Department of Computer Science and Engineering
As digital cameras with Global Positioning System (GPS) capability become available and people geotag their photos using other means, it is of great interest to annotate semantic events (e.g., hiking, skiing, party) characterized by a collection of geotagged photos with timestamps and GPS information at the capture. We address this emerging event classification problem by mining informative features derived from image contents and spatio-temporal traces of GPS coordinates that characterize the underlying movement patterns of various event types, both based on the entire collection as opposed to individual photos.

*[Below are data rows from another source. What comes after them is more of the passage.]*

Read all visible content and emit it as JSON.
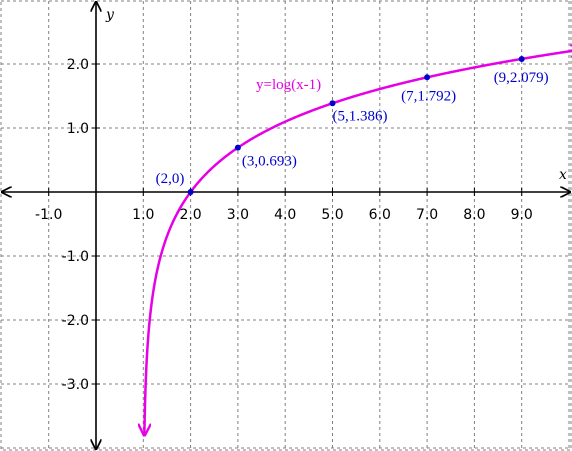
{
  "chart_data": {
    "type": "line",
    "title": "",
    "xlabel": "x",
    "ylabel": "y",
    "xlim": [
      -2.0,
      10.0
    ],
    "ylim": [
      -4.0,
      3.0
    ],
    "grid": true,
    "x_ticks": [
      -1.0,
      1.0,
      2.0,
      3.0,
      4.0,
      5.0,
      6.0,
      7.0,
      8.0,
      9.0
    ],
    "x_tick_labels": [
      "-1.0",
      "1.0",
      "2.0",
      "3.0",
      "4.0",
      "5.0",
      "6.0",
      "7.0",
      "8.0",
      "9.0"
    ],
    "y_ticks": [
      2.0,
      1.0,
      -1.0,
      -2.0,
      -3.0
    ],
    "y_tick_labels": [
      "2.0",
      "1.0",
      "-1.0",
      "-2.0",
      "-3.0"
    ],
    "series": [
      {
        "name": "y=log(x-1)",
        "function": "log(x-1)",
        "color": "#e600e6"
      }
    ],
    "points": [
      {
        "x": 2,
        "y": 0,
        "label": "(2,0)"
      },
      {
        "x": 3,
        "y": 0.693,
        "label": "(3,0.693)"
      },
      {
        "x": 5,
        "y": 1.386,
        "label": "(5,1.386)"
      },
      {
        "x": 7,
        "y": 1.792,
        "label": "(7,1.792)"
      },
      {
        "x": 9,
        "y": 2.079,
        "label": "(9,2.079)"
      }
    ],
    "colors": {
      "curve": "#e600e6",
      "points": "#0000cc",
      "grid": "#808080",
      "axes": "#000000"
    }
  }
}
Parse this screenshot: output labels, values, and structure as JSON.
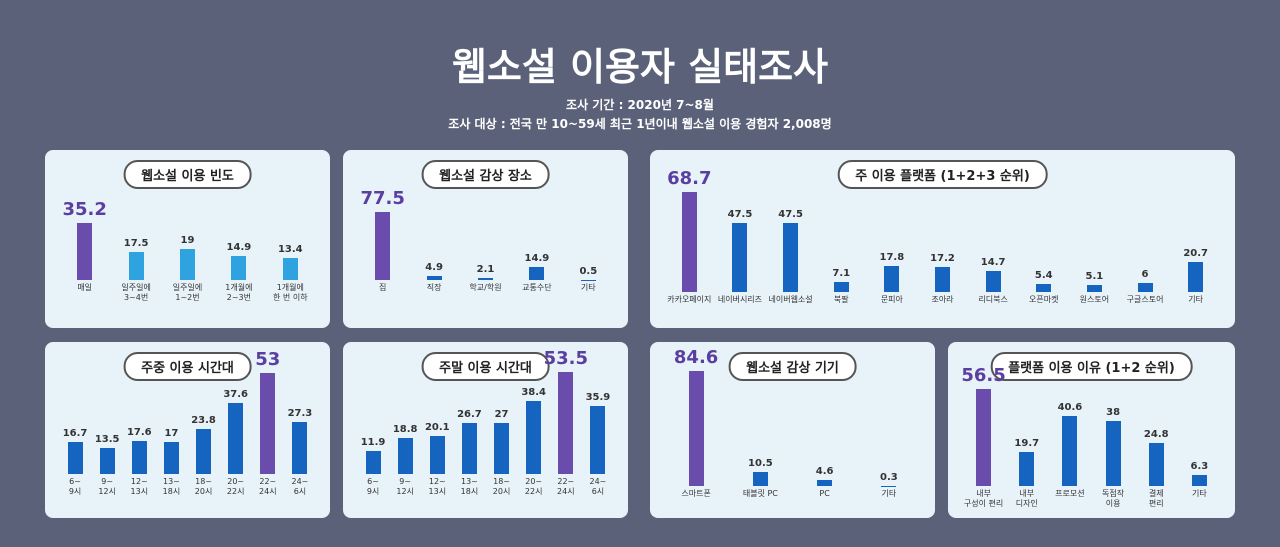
{
  "header": {
    "title": "웹소설 이용자 실태조사",
    "period": "조사 기간 : 2020년 7~8월",
    "target": "조사 대상 : 전국 만 10~59세 최근 1년이내 웹소설 이용 경험자 2,008명"
  },
  "chart_data": [
    {
      "type": "bar",
      "title": "웹소설 이용 빈도",
      "categories": [
        "매일",
        "일주일에\n3~4번",
        "일주일에\n1~2번",
        "1개월에\n2~3번",
        "1개월에\n한 번 이하"
      ],
      "values": [
        35.2,
        17.5,
        19,
        14.9,
        13.4
      ],
      "colors": [
        "#6a4cad",
        "#2ea3e0",
        "#2ea3e0",
        "#2ea3e0",
        "#2ea3e0"
      ]
    },
    {
      "type": "bar",
      "title": "웹소설 감상 장소",
      "categories": [
        "집",
        "직장",
        "학교/학원",
        "교통수단",
        "기타"
      ],
      "values": [
        77.5,
        4.9,
        2.1,
        14.9,
        0.5
      ],
      "colors": [
        "#6a4cad",
        "#1565c0",
        "#1565c0",
        "#1565c0",
        "#1565c0"
      ]
    },
    {
      "type": "bar",
      "title": "주 이용 플랫폼 (1+2+3 순위)",
      "categories": [
        "카카오페이지",
        "네이버시리즈",
        "네이버웹소설",
        "북팔",
        "문피아",
        "조아라",
        "리디북스",
        "오픈마켓",
        "원스토어",
        "구글스토어",
        "기타"
      ],
      "values": [
        68.7,
        47.5,
        47.5,
        7.1,
        17.8,
        17.2,
        14.7,
        5.4,
        5.1,
        6,
        20.7
      ],
      "colors": [
        "#6a4cad",
        "#1565c0",
        "#1565c0",
        "#1565c0",
        "#1565c0",
        "#1565c0",
        "#1565c0",
        "#1565c0",
        "#1565c0",
        "#1565c0",
        "#1565c0"
      ]
    },
    {
      "type": "bar",
      "title": "주중 이용 시간대",
      "categories": [
        "6~\n9시",
        "9~\n12시",
        "12~\n13시",
        "13~\n18시",
        "18~\n20시",
        "20~\n22시",
        "22~\n24시",
        "24~\n6시"
      ],
      "values": [
        16.7,
        13.5,
        17.6,
        17,
        23.8,
        37.6,
        53,
        27.3
      ],
      "colors": [
        "#1565c0",
        "#1565c0",
        "#1565c0",
        "#1565c0",
        "#1565c0",
        "#1565c0",
        "#6a4cad",
        "#1565c0"
      ]
    },
    {
      "type": "bar",
      "title": "주말 이용 시간대",
      "categories": [
        "6~\n9시",
        "9~\n12시",
        "12~\n13시",
        "13~\n18시",
        "18~\n20시",
        "20~\n22시",
        "22~\n24시",
        "24~\n6시"
      ],
      "values": [
        11.9,
        18.8,
        20.1,
        26.7,
        27,
        38.4,
        53.5,
        35.9
      ],
      "colors": [
        "#1565c0",
        "#1565c0",
        "#1565c0",
        "#1565c0",
        "#1565c0",
        "#1565c0",
        "#6a4cad",
        "#1565c0"
      ]
    },
    {
      "type": "bar",
      "title": "웹소설 감상 기기",
      "categories": [
        "스마트폰",
        "태블릿 PC",
        "PC",
        "기타"
      ],
      "values": [
        84.6,
        10.5,
        4.6,
        0.3
      ],
      "colors": [
        "#6a4cad",
        "#1565c0",
        "#1565c0",
        "#1565c0"
      ]
    },
    {
      "type": "bar",
      "title": "플랫폼 이용 이유 (1+2 순위)",
      "categories": [
        "내부\n구성이 편리",
        "내부\n디자인",
        "프로모션",
        "독점작\n이용",
        "결제\n편리",
        "기타"
      ],
      "values": [
        56.5,
        19.7,
        40.6,
        38,
        24.8,
        6.3
      ],
      "colors": [
        "#6a4cad",
        "#1565c0",
        "#1565c0",
        "#1565c0",
        "#1565c0",
        "#1565c0"
      ]
    }
  ]
}
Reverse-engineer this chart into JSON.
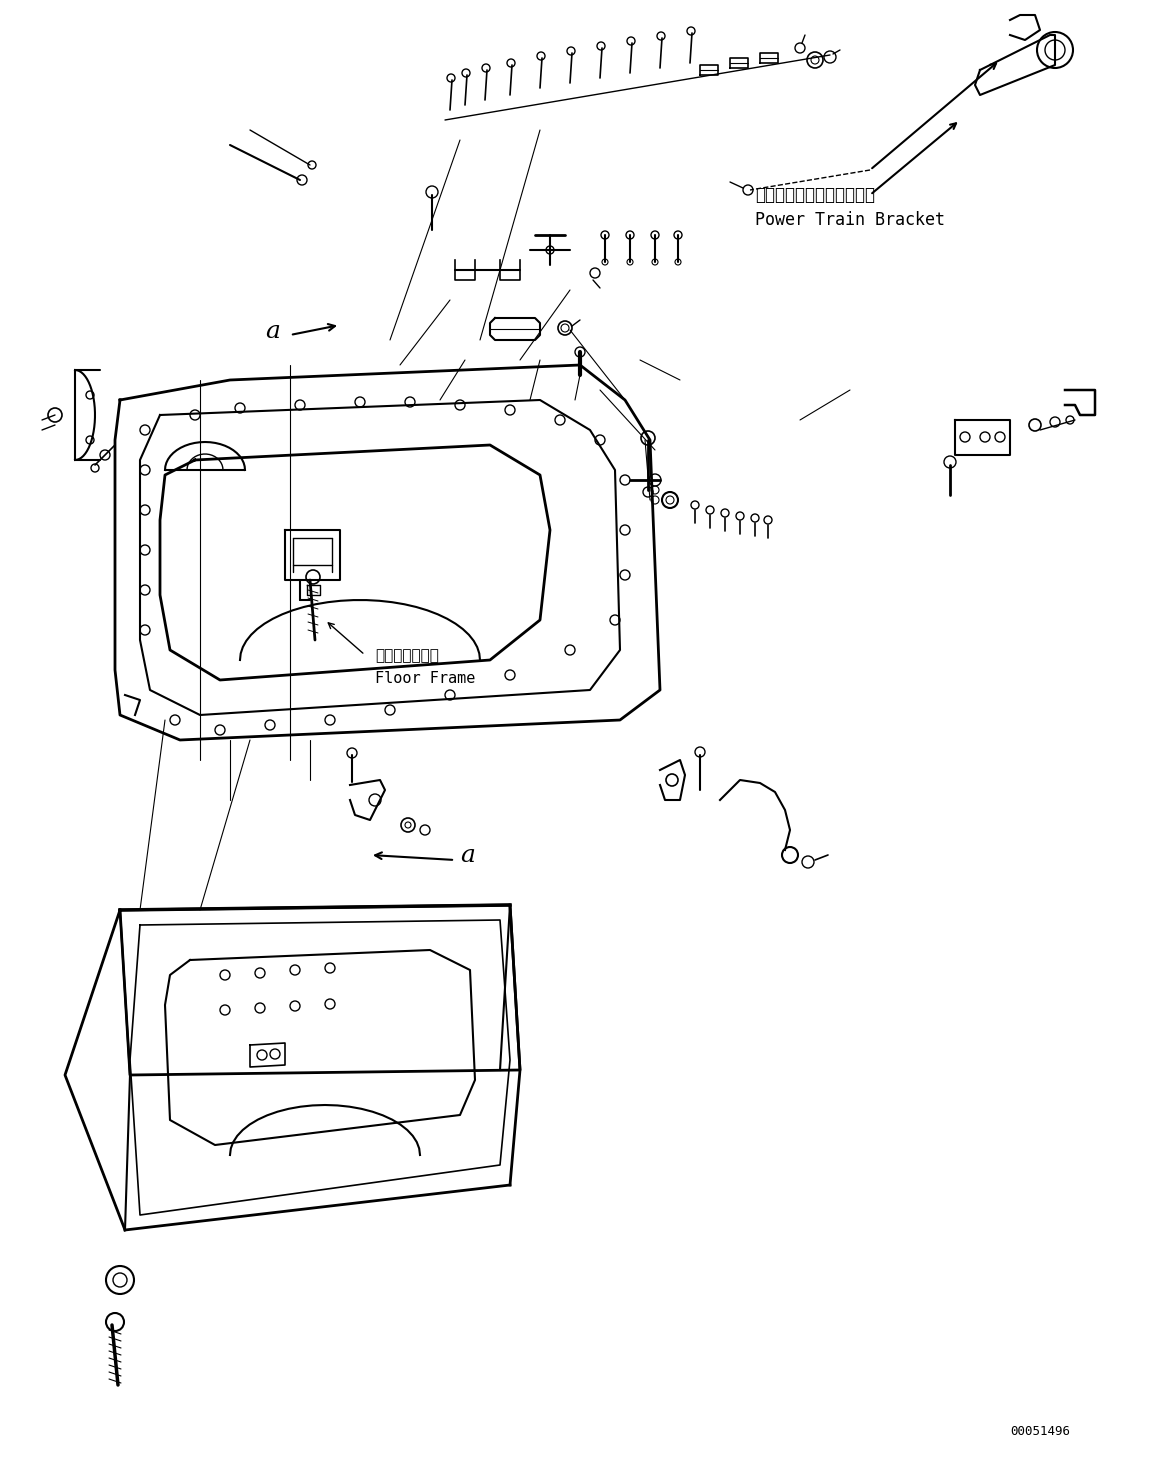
{
  "background_color": "#ffffff",
  "part_number": "00051496",
  "label_power_train_jp": "パワートレインブラケット",
  "label_power_train_en": "Power Train Bracket",
  "label_floor_frame_jp": "フロアフレーム",
  "label_floor_frame_en": "Floor Frame",
  "label_a1": "a",
  "label_a2": "a",
  "line_color": "#000000",
  "text_color": "#000000",
  "fig_width": 11.59,
  "fig_height": 14.59
}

Considering that events are better described by the co-occurrence of objects and scenes, we bundle primitive features such as color and texture histograms or GPS features to form the discriminative compositional feature. A data mining method is proposed to efficiently discover discriminative compositional features of small classification errors. A theoretical analysis is also presented to guide the selection of the data mining parameters. Upon compositional feature mining, we perform the multiclass AdaBoost to further integrate the mined compositional features. Finally, the GPS and visual modalities are united through a confidence-based fusion. Based on a dataset of more than 3000 geotagged images, experimental results have shown the synergy of all of the components in our proposed approach to event classification.
Yuan, Junsong, Jiebo Luo, and Ying Wu. "Mining compositional features from GPS and visual cues for event recognition in photo collections." IEEE Transactions on Multimedia 12.7 (2010): 705-716.